Machine Learning
Machine Learning (ML) is, with no doubt, one of the most important aspects of artificial intelligence and has enjoyed great success in various domains. In this course, we will cover the theoretical foundations of ML, as well as several representative algorithms.
Logistics:
- Instructor: Shangtong Zhang
- Location: Mechanical Engineering Building 341
- Time: Tuesday & Thursday, 14:00 - 15:15
- Office Hours:
- Shangtong: Thursday 13:00 - 14:00 (Rice Hall 422)
- Ethan Blaser (Head TA): Friday 10:00 - 11:00 (Rice Hall 442)
- Xu Ouyang (TA): Wednesday 15:00 - 16:00 (Rice Hall 442)
- UVACanvas: 24S CS6316 Machine Learning
- Prerequisite:
- Probability, Linear Algebra, Calculus, Python
- Undergraduates: I am in general not against undergraduates taking this course. If you are a UVA undergraduate and believe you fulfill all the prerequisites and the textbook seems interesting and readable to you, please move forward directly by submitting the proper forms, assuming I will approve it. But remember that this course is very mathy. All the information I have about this course is available on this website, so please exercise your judgment. Different schools and colleges have different required forms. It is your responsibility to figure out which form to submit and where to submit it - this is another hidden prerequisite for this course.
Teaching:
- Textbook: We will use Understanding Machine Learning: From Theory to Algorithms (UML) as the textbook. You can download a free version of UML from the previous link.
- Lectures: All lectures are whiteboards. To encourage attendance, there will be no slides or notes. But I am sure you can find everything in UML. This is because I believe whiteboards are the most effective way for proof-based lectures, based on both my undergraduate study and past teaching experience. As a courtesy, I will try my best to record each lecture (though not guaranteed) and post the recordings in Canvas.
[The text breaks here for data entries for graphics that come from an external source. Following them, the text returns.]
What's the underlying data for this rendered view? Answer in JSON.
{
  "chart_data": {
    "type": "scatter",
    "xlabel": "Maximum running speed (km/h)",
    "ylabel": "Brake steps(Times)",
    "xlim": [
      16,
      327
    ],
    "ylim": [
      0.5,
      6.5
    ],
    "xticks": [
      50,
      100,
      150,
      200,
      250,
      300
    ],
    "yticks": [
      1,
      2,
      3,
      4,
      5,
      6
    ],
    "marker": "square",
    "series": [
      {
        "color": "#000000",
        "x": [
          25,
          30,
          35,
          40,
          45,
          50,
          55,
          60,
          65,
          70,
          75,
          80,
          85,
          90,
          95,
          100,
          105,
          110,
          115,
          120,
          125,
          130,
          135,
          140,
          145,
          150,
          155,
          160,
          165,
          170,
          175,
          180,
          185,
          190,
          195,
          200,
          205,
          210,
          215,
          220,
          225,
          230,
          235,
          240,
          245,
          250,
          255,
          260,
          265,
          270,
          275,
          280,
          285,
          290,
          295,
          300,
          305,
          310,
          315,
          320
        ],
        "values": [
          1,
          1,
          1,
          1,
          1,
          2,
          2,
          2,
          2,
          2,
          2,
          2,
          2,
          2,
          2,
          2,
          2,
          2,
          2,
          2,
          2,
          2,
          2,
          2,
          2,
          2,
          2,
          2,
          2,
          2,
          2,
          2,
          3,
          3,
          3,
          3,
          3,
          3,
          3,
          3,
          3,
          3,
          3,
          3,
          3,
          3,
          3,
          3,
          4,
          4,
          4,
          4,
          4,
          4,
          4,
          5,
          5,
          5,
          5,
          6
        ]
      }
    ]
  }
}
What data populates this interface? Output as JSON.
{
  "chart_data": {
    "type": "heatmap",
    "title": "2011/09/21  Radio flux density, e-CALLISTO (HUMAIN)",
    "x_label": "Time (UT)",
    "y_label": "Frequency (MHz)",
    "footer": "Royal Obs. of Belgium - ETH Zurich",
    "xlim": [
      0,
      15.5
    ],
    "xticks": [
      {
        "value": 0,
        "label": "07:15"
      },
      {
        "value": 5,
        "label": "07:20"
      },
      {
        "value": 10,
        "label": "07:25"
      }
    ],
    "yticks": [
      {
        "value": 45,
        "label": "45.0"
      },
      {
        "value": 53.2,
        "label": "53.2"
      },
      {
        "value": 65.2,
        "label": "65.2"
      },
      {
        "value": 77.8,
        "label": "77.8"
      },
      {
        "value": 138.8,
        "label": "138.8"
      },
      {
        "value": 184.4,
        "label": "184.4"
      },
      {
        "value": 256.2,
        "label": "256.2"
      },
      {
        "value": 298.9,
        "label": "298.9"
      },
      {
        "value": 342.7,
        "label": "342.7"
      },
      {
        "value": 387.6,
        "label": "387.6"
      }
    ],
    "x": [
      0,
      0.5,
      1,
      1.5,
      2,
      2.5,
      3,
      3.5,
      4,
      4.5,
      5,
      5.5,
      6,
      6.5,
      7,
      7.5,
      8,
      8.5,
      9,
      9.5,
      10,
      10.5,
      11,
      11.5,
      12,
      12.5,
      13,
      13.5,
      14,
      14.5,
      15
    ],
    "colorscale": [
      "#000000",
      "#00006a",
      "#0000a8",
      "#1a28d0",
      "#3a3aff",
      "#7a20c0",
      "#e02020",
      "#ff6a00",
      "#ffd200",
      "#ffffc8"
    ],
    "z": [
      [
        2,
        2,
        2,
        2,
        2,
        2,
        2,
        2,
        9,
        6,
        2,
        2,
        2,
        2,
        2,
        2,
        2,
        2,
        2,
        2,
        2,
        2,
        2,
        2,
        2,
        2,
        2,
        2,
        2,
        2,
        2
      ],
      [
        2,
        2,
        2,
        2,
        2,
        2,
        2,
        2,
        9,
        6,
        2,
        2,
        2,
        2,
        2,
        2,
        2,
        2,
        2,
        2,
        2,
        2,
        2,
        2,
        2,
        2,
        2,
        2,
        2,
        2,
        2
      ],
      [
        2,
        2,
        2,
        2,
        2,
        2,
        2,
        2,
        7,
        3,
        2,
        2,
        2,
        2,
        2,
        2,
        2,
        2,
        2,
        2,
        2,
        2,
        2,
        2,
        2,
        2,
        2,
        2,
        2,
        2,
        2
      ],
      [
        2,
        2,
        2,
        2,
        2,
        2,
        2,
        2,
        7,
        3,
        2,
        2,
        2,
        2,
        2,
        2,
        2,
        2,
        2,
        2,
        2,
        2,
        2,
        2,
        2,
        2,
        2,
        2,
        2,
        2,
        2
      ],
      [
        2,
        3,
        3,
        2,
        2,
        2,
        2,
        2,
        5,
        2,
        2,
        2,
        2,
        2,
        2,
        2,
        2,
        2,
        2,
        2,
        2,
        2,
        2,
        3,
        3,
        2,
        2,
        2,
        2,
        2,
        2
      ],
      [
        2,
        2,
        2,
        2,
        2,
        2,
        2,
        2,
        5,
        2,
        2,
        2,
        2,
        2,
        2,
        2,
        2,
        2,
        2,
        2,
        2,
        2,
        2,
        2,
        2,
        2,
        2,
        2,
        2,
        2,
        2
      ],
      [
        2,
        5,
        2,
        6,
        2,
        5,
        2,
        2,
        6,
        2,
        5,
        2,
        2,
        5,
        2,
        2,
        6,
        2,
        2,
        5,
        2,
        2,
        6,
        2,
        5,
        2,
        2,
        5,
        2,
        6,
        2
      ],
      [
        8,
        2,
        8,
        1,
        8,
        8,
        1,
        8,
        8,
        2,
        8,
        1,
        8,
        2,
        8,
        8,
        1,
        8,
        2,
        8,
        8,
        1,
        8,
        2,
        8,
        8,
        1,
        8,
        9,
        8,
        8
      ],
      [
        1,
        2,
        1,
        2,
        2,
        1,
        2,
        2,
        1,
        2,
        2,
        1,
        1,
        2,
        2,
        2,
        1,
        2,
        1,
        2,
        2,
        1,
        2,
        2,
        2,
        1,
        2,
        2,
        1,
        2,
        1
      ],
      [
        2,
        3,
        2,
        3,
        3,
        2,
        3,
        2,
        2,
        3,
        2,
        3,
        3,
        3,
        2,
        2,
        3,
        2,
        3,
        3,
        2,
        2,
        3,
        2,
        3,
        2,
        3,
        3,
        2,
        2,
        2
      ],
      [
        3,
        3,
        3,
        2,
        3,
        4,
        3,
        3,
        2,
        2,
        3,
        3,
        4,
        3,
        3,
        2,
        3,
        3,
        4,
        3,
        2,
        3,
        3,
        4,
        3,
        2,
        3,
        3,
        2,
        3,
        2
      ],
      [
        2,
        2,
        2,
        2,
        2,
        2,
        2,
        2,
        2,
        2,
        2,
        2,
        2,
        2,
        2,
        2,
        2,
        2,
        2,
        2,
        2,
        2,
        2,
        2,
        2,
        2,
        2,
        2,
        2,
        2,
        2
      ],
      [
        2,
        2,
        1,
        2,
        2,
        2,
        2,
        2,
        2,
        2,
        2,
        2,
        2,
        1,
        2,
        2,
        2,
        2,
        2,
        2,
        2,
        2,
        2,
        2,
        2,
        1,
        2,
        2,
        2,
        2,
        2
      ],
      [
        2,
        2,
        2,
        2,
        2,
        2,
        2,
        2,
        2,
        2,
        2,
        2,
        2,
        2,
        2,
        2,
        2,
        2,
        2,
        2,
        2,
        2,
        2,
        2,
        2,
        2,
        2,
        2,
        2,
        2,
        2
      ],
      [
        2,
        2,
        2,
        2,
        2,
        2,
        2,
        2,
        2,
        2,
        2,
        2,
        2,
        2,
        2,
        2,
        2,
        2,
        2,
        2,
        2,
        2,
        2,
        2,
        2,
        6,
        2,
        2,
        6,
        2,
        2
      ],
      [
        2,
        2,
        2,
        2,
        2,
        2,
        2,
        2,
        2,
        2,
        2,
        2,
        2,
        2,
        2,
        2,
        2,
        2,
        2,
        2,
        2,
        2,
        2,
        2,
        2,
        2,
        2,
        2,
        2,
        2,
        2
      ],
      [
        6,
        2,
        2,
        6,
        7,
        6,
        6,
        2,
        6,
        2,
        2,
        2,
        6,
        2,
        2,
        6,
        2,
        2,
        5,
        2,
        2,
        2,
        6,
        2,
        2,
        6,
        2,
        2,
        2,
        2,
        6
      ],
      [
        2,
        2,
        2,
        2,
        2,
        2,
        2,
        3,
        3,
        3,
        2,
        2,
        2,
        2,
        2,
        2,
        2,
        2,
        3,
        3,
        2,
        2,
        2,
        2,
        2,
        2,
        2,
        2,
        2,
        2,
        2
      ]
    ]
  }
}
That being said, it might be good to factor this whiteboard format into consideration when enrolling in this course.
- Course Plan: We will follow the recommended course plan “A 14 Week Introduction Course for Graduate Students” outlined in Section 1.5.1 of UML. The only difference is that we will not skip any proof.
Grading
- Homework (72%): There will be 6 homework (12% x 6), which are (possibly variants of) exercises from UML. Here are detailed requirements for the writeup.
- Final Project: There will be one single course project. You can solo it or team up (up to four team members). Here are detailed requirements for the project. The scores break down into 3 parts
- Project proposal (10%)
- Project presentation (8%)
- Project writeup (10%)
Roadmap:
All the written assignments are expected to be PDF files generated by LaTeX. Here are some tips for LaTeX. The final letter grade is based on curved scores.
Date | Comments |
---|---|
01/18 | First lecture. |
01/26 | HW1 released. |
01/31 | Last day to enroll. |
02/09 | HW2 released. |
02/11 | HW 1 due. Project proposal due. |
02/20 | HW 1 debrief + guest lecture on RL. |
02/22 | HW3 released. |
02/25 | HW 2 due. |
03/05 | No lecture. Spring recess. |
03/07 | No lecture. Spring recess. HW4 released. |
03/19 | HW 3 due. |
03/21 | HW5 released. |
03/24 | HW 4 due. |
04/05 | Bonus HW released. |
04/07 | HW 5 due. |
04/21 | Bonus HW due. |
04/30 | Last lecture. |
05/05 | Project presentation and writeup due. |
Policies:
- Late Policy: Late submission within 8 hours (a grace period) has no penalty. Late submission within 24 hours loses 33% of the scores. Late submission within 48 hours loses 66% of the scores. Late submission after 48 hours loses all scores. No late submission is allowed for the final projection presentation and writeup. No exception will be made unless doctor notes or SDAC notifications are provided.
- Regrading Policy: For every assignment, one regrading request is allowed. I will regrade the entire assignment and there is no guarantee that the score will not decrease.